There are a lot of suggestions to the White House these days about how to write the perhaps forthcoming executive amnesty, and many industry-centric attorneys are eager to make sure that the proposed opening of the borders helps their fat cat corporate clients, as well as run-of-the-mill illegal aliens.

My favorite industry-tilted proposal is that of Roger Algase, and is included in an article in Immigration Daily's August 14 edition, entitled "Can the President Act of His Own to Relieve the H-1B Visa Shortage?"

The good news is that the lawyer says that the president cannot act directly to relieve the alleged shortage (we have, at any given time, something like 800,000 of these workers in the country, busily taking jobs legal residents could fill, and we need more?)

The bad news is that he has figured out a way that he thinks will meet the same goal indirectly by extending the post-graduation work period of many foreign students from 12 months to 29 months. Algase would do this through the control of the F-1 program by the Department of Homeland Security; DHS, among other things, has the power to define the term "student".

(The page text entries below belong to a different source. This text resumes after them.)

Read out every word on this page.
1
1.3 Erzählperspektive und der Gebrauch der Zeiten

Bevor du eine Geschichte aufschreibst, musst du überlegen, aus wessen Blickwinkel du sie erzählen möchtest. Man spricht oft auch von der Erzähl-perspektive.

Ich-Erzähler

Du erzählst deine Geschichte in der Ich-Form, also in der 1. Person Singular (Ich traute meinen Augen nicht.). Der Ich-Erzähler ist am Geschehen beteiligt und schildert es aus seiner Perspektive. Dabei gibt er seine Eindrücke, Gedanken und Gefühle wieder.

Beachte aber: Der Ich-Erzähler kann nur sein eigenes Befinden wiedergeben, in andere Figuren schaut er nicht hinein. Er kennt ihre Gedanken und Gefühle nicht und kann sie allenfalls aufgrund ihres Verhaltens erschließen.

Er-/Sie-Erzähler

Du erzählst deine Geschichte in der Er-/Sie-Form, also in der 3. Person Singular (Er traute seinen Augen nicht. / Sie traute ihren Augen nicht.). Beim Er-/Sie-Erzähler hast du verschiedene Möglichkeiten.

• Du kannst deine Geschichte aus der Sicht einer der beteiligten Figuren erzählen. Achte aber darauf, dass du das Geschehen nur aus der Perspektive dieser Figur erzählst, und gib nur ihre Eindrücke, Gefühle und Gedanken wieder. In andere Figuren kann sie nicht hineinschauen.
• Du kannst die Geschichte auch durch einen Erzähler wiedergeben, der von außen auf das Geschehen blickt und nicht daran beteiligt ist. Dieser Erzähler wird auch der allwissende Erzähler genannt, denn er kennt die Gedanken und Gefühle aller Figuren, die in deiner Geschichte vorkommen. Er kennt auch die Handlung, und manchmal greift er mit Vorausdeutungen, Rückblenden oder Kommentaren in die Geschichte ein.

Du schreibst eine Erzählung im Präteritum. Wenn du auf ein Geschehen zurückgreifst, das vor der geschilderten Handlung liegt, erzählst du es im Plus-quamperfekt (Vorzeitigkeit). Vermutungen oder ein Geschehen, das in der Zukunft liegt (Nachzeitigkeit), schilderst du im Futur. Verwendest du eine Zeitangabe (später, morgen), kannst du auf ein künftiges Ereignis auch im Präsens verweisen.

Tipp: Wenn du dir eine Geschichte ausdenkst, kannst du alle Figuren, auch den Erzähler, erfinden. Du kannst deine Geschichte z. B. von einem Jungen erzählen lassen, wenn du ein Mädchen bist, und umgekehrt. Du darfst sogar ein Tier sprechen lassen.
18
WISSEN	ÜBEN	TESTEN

This sounds trivial, but DHS through both the Bush 43 and Obama administrations has decided that some former alien students may, for a period of 29 months, be defined as "students" while they work legally in the American economy. When I was growing up they would have been called "alumni".

Currently, alien alumni who have studied in one of the STEM fields (science, technology, engineering, or math) may work legally for 29 months; other alien alumni, who have studied other fields, can work, legally, for only 12 months after graduation. This is the Optional Practical Training (OPT) program, which is administered not by the government, but by the university that produced the alumnus. It is used by many corporations and by many alien alumni as a bridge between academic (i.e., F-1 status) and H-1B status.

Algase wants to extend the 29-month rule to all alien alumni as a technique to help ease the H-1B visa "shortage".

Over and above expanding the American labor force needlessly at a time of widespread unemployment, there are two other things wrong with his proposal:

  1. It will, in a manner described below, attack the sorely pressed Social Security, Medicare, and Federal Unemployment Insurance trust funds; and
  2. Ironically, it will not do much good for greedy employers who are aching for those H-1B visas.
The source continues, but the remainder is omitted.